Выбрать главу

На шестом году от роду!..

Три романа о Сергее требовалось объединить для совместного издания и кое-что в них переработать.

Хотя лето клонилось к исходу, дни стояли сухие, знойные, в полдень жара заливала каюту, и даже залетавший в открытое окно ветерок, не освежая, плескал в лицо словно парным молоком. К счастью, не было мух, и Константин Андреевич мог безнаказанно сидеть за пишущей машинкой, сняв рубашку.

Стадия окончательной доработки текста всегда была для него самой приятной. Книга лежала перед ним как на ладони: месяцы и годы труда, бесчисленного множества записей, черновиков, набросков, планов, сомнений и тревог, — все это уже далеко за холмом… Литературное здание вершится, готовое впустить под свою кровлю нового хозяина — читателя; напрочь сводятся стропила, строгаются и пригоняются одна к другой детали, заглаживаются швы; все отшлифовывается, сверяется, как по плотничьему отвесу, с главными мыслями. Расставляются последние точки, без которых произведение осталось бы полуфабрикатом. В его память запали слова Гегеля:

«…произведения художника представляют собою все то, что в нем есть наилучшего, все то истинное, которое он представляет собой: того же, что осталось сокрытым внутри него, в  н е м  н е т».

До обеда Константин Андреевич писал, нарушая расписание лишь для очередного освежения под душем или ради путевой достопримечательности, о которой оповещал из каютного репродуктора симпатичный голосок культмассовички.

Впрочем, иногда сваливал его на диван в неурочный час внезапный приступ сонливости. Годы давали о себе знать! Минула пора, когда они помогали, нынче приходилось их превозмогать. Памятуя о них, надо было спешить, хотя известно, что спешка из числа злейших врагов художника.

Странным метаморфозам подвергалось время, начавшее лететь со скоростью реактивного самолета! Оглядываясь назад, он разводил руками: что это? Уже двадцать лет, как они с Аришей поженились! Да ведь за двадцатилетие, скажем с 1905-го по 1925-й, он из семилетнего мальчика успел вырасти в отца семейства. Какая уйма событий была пережита, сколько разнообразнейших дел было начато и закончено, — и на все хватало времени. А нынче за день он не успевает сделать и половину того, что намечал утром.

Пустяковые бытовые мелочи, которых он раньше не замечал, стали тяготить и раздражать, отнимая время. Утром надо одеться, умыться, ждать в кают-компании за столом, когда принесут завтрак. Это здесь, на теплоходе, а дома ждала бы почта, за которой надо спускаться на лифте к почтовому ящику в подъезде, — отложить просмотр газет и писем до вечера не позволяла долголетняя привычка.
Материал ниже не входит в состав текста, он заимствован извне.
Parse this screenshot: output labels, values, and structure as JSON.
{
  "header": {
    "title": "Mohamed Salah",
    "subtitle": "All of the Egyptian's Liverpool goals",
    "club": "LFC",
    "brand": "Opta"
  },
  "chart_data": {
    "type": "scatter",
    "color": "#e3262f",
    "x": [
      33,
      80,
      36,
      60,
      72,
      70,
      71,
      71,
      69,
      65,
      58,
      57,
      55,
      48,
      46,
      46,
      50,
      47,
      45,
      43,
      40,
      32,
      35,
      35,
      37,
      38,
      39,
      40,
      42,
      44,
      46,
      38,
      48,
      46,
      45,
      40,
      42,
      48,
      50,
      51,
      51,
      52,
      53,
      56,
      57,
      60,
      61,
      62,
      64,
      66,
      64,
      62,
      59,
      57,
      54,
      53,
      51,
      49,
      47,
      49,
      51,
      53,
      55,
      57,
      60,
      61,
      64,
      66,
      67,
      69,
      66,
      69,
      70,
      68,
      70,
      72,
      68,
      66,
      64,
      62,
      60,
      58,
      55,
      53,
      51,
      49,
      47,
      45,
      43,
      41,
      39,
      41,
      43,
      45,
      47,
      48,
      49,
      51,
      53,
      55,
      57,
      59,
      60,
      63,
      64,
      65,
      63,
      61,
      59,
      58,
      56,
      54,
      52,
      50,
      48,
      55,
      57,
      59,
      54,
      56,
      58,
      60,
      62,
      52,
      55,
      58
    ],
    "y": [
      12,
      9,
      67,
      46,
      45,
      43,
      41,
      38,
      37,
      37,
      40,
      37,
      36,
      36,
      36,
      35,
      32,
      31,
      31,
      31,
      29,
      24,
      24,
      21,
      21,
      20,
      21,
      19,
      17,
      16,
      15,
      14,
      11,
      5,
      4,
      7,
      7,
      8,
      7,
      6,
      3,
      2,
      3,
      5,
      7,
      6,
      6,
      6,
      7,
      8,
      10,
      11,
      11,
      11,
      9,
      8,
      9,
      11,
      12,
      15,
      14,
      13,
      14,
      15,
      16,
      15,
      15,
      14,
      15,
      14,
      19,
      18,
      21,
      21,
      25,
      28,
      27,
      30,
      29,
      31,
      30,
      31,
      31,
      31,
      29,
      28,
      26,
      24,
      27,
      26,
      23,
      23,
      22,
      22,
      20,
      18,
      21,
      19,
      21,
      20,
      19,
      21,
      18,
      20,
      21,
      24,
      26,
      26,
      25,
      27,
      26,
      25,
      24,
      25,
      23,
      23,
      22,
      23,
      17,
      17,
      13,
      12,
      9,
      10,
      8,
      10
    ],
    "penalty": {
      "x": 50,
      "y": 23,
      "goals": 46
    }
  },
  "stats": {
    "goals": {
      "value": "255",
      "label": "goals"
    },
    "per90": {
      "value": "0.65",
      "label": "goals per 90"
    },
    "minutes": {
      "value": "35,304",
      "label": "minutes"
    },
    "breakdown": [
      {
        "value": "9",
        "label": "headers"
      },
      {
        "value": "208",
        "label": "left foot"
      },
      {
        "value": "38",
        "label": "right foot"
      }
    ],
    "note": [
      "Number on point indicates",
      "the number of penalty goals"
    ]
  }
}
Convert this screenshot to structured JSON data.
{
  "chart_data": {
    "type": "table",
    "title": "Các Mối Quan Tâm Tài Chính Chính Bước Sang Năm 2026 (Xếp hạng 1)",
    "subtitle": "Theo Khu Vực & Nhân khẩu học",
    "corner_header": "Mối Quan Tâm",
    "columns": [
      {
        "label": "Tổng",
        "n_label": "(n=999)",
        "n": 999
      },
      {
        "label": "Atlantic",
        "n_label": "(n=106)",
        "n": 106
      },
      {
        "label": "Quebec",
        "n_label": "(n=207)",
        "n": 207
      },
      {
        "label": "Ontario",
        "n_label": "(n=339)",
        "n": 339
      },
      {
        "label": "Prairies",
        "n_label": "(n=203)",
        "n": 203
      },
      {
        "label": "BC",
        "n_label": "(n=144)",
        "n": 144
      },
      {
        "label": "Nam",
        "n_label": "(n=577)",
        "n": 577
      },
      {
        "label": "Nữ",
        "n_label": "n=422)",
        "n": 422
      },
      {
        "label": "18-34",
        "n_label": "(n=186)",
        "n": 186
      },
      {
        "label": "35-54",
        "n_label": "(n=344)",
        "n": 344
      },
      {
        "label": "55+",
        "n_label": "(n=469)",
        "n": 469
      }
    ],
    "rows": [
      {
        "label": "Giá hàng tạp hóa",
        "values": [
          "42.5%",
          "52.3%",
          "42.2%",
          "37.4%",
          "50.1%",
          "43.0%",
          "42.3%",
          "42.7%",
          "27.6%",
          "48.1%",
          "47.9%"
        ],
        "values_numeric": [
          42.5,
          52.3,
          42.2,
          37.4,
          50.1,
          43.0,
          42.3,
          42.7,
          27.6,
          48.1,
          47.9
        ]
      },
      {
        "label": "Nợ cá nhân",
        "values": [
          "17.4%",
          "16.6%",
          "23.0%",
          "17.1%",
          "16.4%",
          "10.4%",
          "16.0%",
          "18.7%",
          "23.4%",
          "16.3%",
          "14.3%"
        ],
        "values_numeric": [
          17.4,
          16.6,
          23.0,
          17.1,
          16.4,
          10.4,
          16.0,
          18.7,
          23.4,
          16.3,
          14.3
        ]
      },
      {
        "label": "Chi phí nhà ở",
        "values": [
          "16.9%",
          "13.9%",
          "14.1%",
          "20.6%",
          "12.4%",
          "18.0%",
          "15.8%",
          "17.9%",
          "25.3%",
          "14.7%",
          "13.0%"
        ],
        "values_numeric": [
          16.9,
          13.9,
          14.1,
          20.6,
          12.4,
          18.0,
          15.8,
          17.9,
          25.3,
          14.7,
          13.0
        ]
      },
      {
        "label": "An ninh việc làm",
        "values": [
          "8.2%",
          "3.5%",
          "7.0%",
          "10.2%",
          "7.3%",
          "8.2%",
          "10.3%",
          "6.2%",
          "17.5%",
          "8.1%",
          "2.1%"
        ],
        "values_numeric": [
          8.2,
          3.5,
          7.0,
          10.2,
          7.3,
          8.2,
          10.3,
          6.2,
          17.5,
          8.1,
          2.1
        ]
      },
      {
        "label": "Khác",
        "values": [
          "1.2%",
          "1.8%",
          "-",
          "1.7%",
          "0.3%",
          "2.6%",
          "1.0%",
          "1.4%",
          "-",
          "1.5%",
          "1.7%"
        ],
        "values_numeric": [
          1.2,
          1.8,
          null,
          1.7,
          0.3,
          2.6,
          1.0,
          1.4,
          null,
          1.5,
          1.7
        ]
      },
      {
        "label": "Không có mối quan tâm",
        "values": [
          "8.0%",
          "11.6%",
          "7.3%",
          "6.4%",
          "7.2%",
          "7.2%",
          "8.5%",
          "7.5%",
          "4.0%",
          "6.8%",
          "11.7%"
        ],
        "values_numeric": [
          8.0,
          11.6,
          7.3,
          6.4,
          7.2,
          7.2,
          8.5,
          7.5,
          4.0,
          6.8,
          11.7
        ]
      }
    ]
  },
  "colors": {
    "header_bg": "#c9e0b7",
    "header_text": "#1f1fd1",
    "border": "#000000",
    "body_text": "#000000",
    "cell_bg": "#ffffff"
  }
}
Затем начинались телефонные звонки. Ирина Павловна предлагала установить раз навсегда, что до обеда его «нет дома», как отвечают по телефону некоторые энергичные писательские жены; а Константину Андреевичу интересно было: кто звонит, зачем? Да и дребезжание звонка все равно уж перебивало мысли; не хотелось и обидеть тех, кому он зачем-то понадобился. Словом, большей частью он вскакивал с места и подходил к телефону сам.

Его и дома, за секретером, ко сну клонило все чаще. И вот еще: забывчивость развилась небывалая! Иной раз встанет с кресла за книгой, а пока дойдет до полок в передней, не сразу вспомнит, зачем шел, и вдастся в отчаяние: «Выбываю из строя!» Жаловался Флёнушкину, а тот, такой же старец, в последнее время к тому же слабый здоровьем, утешал: «Ты вообрази, что все это не с тобой творится, а с кем-то другим, и весело посмейся, только и всего!..»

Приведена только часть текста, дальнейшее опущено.